L’avocat de Balla, dans son plaidoyer, rappellera que l’unanimité est faite sur l’appartenance du champ à Balla Coulibaly. Il dira que le problème est foncier et que cette affaire d’A.V. ne tient pas. Il demandera à la Cour de confirmer le droit de propriété de Balla Coulibaly.
L’avocat des Dembélé insistera que l’affaire est un problème d’A.V. et que le champ n’était pas prêté. Et Balla n’avait jamais investi dans la parcelle qui a été toujours exploitée par les Dembélé. “Le seul dessein de Balla, c’est de chercher à tuer mes clients qui tirent leurs subsistances avec ces champs.

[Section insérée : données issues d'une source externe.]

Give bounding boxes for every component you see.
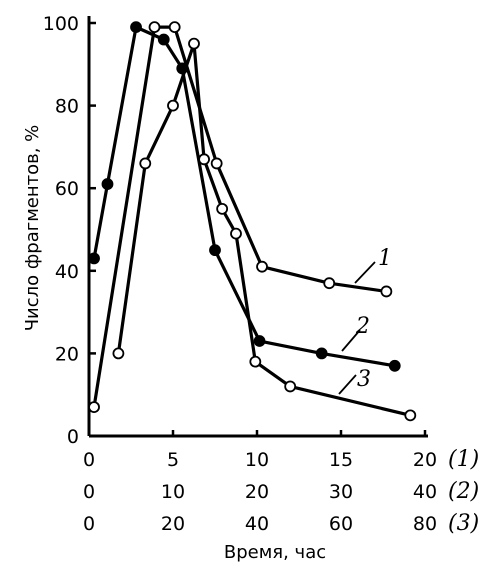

Monsieur le président, je vous demande de confirmer le premier jugement en restituant les terres à mes clients”, a-t-il argumenté.
Le ministère public dira que les terres ont été données par Balla. Mais, comme les champs ont été mis en valeur, il y a eu problème. Il maintiendra de laisser le champ aux Dembélé.
Le délibéré est prévu pour le 12 juillet 2017.